A Healthy Weight Key To Lower Heart Attack Risk
If you carry excess weight around your belly, you are at a high-risk cardiovascular disease. Being overweight and obese increases your risk of high cholesterol, triglycerides, diabetes, and blood pressure, thus putting you at a high risk of heart ailments.
Weight management can help you reduce your triglycerides and blood sugar levels, thus reducing the threat of diabetes and heart disease.
Get a Good Night’s Sleep Everyday To Lower Risk of an Attack
A sleep deprived body is stressed physically and mentally, which can harm your health if sleeplessness becomes a habit. If you lack good quality sleep, you are at a high risk of blood pressure, obesity, diabetes, and heart attack. Sleep well to lower heart attack risk.
People suffering from obstructive sleep apnea are at a greater risk of cardiovascular disease. In that case, your throat muscles block your airway while you are asleep, causing breathing problems. Such episodes cause disturbed sleeping cycles. When your body lacks restful sleep, you are likely to suffer from high blood pressure, arrhythmia, or heart failure.
Mind Your Blood Sugar
A sugar-laden diet can damage your arteries, cause obesity, and raise your risk of heart disease.
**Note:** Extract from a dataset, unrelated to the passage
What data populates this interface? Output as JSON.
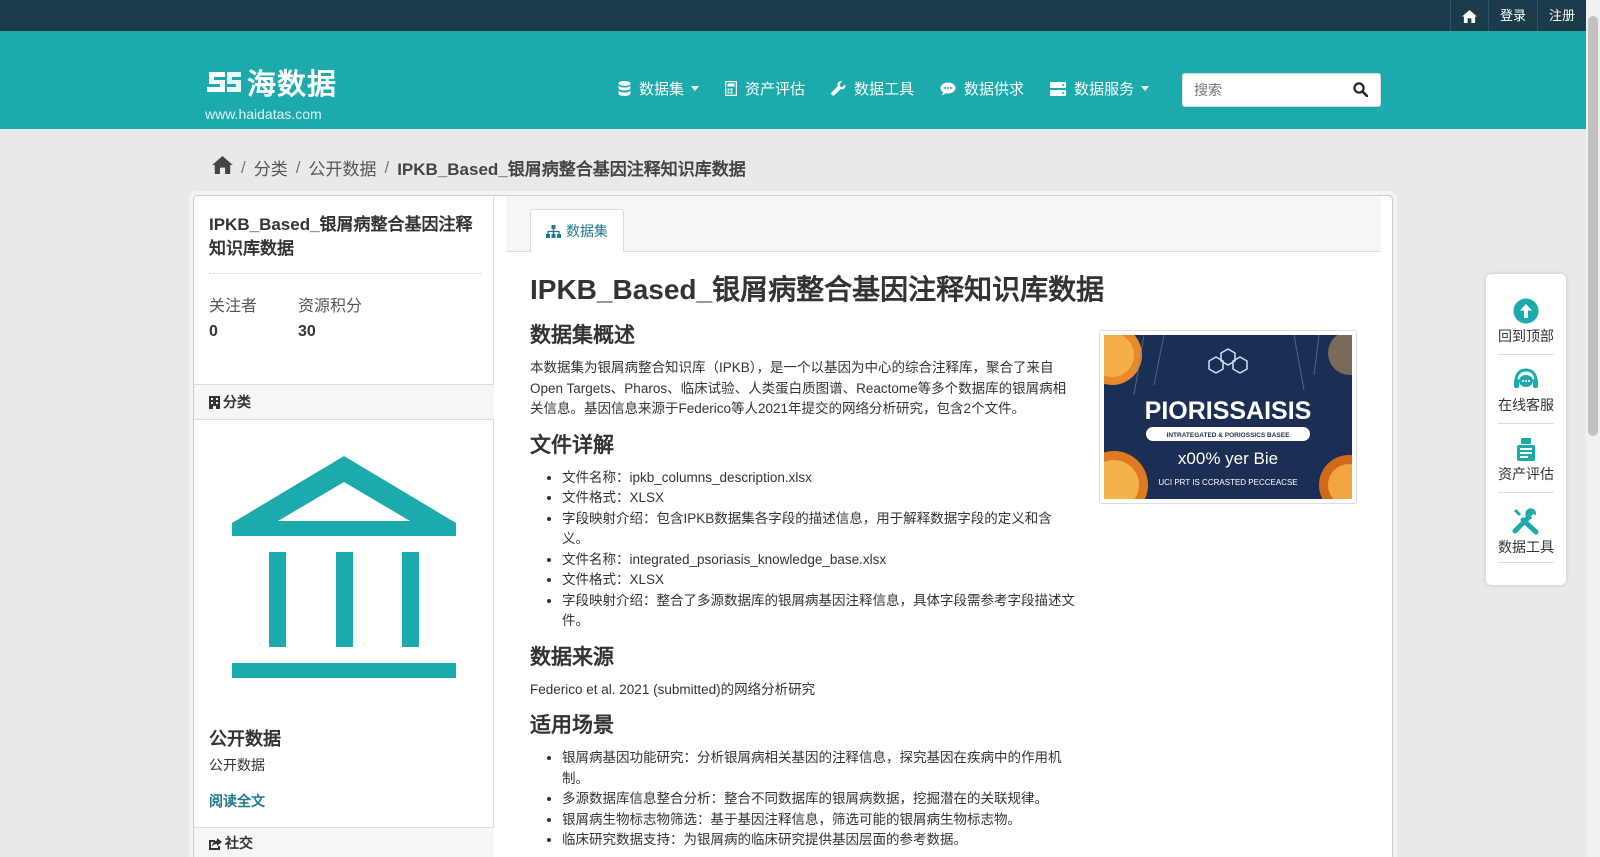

Cut down on your sugar intake to reduce the risk of obesity and cardiovascular disease. People who rely too much on artificial sugar-rich foods had higher cardiovascular mortality. If your intake of sugar is more, your liver is stimulated to dump harmful triglycerides and fats into your bloodstream. This further raises the risk of high blood pressure and heart disease.
Watch your symptoms closely and see your doctor if you find anything unusual with your heart health. This may include feeling extremely tired, breathlessness, changes in your heart rhythm, excessive sweating, and pain in jaw or back. Small adjustments in your lifestyle can help cut down the risk of cardiovascular disease and lower heart attack risk.